SPÖ im Dauertief: Babler kämpft mit den schlechtesten Werten der Parteigeschichte

SPÖ im Dauertief: Babler kämpft mit den schlechtesten Werten der Parteigeschichte

Die SPÖ steckt in einer Umfragekrise, die kein Ende findet. Seit Monaten bewegt sich die Partei unter Andreas Babler auf historisch niedrigem Niveau – und auch die aktuellen Zahlen geben keinen Anlass zur Entwarnung. In der brandaktuellen Lazarsfeld-Sonntagsfrage für oe24.at kommt die SPÖ auf 19 Prozent, während Parteichef Babler in der Kanzlerfrage mit 8 Prozent weit abgeschlagen auf Platz vier liegt.

Von 21 auf 19: Der schleichende Absturz

Beim Nationalratswahlergebnis im September 2024 holte die SPÖ noch 21,1 Prozent – und das galt damals bereits als historisch schwaches Ergebnis. Seitdem ging es bergab. Wie oe24.at berichtet, erreichte die Partei im Herbst 2025 mit 17 Prozent erstmals ein Allzeittief in der Lazarsfeld-Reihe. Den absoluten Tiefpunkt markierte dann die Erhebung vom 24. Februar 2026: 16 Prozent – der schlechteste Wert, den die SPÖ je in dieser Umfrage verzeichnet hatte. Wie exxpress.at festhält, lagen die Roten damit mehr als fünf Prozentpunkte unter ihrem ohnehin schwachen Wahlergebnis.

Seither hat sich die Lage etwas stabilisiert – von einer echten Erholung kann aber keine Rede sein. In der aktuellen Lazarsfeld-Sonntagsfrage für oe24.at liegt die SPÖ bei 19 Prozent, gleichauf mit der ÖVP. Die FPÖ dominiert mit 38 Prozent – und ist damit allein so stark wie ÖVP und SPÖ zusammen, wie politpro.eu auf Basis der Lazarsfeld-Daten dokumentiert.

Kanzlerfrage: Babler hinter Meinl-Reisinger und Gewessler

Besonders bitter für die SPÖ ist das Abschneiden in der Kanzlerfrage.
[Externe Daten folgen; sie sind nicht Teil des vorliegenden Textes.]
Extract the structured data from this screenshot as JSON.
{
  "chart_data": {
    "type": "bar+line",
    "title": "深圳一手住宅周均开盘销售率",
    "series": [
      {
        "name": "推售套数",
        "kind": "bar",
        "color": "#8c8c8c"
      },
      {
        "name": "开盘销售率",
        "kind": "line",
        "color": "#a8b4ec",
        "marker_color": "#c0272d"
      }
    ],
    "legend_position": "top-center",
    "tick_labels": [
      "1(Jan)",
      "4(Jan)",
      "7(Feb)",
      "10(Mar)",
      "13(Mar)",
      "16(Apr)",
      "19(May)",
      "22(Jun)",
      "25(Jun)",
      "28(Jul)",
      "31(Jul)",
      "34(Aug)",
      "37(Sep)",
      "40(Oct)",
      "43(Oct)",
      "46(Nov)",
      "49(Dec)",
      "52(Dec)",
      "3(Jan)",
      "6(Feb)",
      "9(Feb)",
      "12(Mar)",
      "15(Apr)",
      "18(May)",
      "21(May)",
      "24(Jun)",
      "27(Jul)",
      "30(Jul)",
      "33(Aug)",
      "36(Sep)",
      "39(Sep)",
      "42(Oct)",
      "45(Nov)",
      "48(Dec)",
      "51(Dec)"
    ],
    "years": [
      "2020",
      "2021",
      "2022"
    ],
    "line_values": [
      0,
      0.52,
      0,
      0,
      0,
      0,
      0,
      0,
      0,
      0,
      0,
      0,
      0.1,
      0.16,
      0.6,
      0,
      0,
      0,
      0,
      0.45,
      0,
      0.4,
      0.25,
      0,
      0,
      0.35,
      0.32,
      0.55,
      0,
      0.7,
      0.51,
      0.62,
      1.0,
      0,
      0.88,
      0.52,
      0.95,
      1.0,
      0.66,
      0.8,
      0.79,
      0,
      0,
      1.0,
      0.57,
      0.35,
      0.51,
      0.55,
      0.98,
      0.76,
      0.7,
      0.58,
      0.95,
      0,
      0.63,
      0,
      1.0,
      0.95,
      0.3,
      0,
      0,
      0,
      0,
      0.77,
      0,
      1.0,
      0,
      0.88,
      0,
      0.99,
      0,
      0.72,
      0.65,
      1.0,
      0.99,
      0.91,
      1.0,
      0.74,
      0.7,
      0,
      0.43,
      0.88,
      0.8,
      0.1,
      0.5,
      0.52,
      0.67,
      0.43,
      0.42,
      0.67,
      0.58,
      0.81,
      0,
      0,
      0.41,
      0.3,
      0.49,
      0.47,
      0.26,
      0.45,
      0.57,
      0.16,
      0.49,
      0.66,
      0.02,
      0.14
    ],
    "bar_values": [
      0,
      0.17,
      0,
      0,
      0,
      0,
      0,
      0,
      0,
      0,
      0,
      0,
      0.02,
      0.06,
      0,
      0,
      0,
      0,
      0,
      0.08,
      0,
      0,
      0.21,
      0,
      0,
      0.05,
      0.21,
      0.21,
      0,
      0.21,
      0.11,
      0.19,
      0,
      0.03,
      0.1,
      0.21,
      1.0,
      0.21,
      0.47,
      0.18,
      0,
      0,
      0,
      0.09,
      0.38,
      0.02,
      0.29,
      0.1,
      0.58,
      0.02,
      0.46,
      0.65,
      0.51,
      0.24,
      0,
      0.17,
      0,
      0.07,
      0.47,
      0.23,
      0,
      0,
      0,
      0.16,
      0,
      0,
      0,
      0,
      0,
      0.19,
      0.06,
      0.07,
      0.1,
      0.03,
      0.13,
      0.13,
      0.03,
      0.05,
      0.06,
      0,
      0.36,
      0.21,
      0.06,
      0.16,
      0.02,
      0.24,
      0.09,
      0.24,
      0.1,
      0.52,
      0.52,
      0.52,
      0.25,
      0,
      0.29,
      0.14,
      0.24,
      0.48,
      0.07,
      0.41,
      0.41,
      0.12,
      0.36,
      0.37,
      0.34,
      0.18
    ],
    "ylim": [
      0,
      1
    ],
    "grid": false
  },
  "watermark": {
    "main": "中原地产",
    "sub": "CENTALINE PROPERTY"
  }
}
Wie exxtra24.at unter Berufung auf oe24.at berichtet, würden nur noch 8 Prozent der Befragten Babler direkt zum Kanzler wählen – womit er hinter NEOS-Außenministerin Beate Meinl-Reisinger und Grünen-Chefin Leonore Gewessler auf Platz vier zurückfällt. FPÖ-Chef Herbert Kickl dominiert die Kanzlerfrage mit 36 Prozent und hat damit laut oe24.at seinen persönlichen Rekordwert in der Lazarsfeld-Reihe erreicht.

Strukturelle Krise, kein Ausrutscher

Die Ursachen des SPÖ-Tiefs sind tiefergehend als eine kurzfristige Stimmungsschwäche. Wie exxtra24.at unter Berufung auf eine OGM-Längsschnittanalyse berichtet, verlor die SPÖ seit 2022 rund 500.000 Wähler – ein Drittel ihrer einstigen Unterstützung. Die Abwanderung verteile sich quer durch alle Schichten: Berufstätige, Pensionisten, Männer und Frauen gleichermaßen.

Beim SPÖ-Bundesparteitag am 7. März 2026 wurde Babler zwar als Parteichef bestätigt – allerdings nur mit 81,51 Prozent und damit deutlich schwächer als bei seinem vorigen Antritt mit 88,8 Prozent, wie exxtra24.at berichtet. Meinungsforscher Peter Hajek brachte das strukturelle Problem gegenüber die-nachrichten.at auf den Punkt: Ein Personalwechsel allein löse die Probleme der SPÖ nicht – inhaltliche Kursänderungen seien dringend notwendig.

Ampel verliert Mehrheit

Die SPÖ-Schwäche hat direkte Konsequenzen für die Stabilität der Regierung. Wie oe24.at auf Basis der aktuellen Lazarsfeld-Umfrage berechnet, kämen ÖVP (20 %), SPÖ (19 %) und NEOS (7 %) zusammen nur noch auf 87 Mandate im 183-köpfigen Nationalrat – fünf Sitze weniger als die für eine Mehrheit nötigen 92.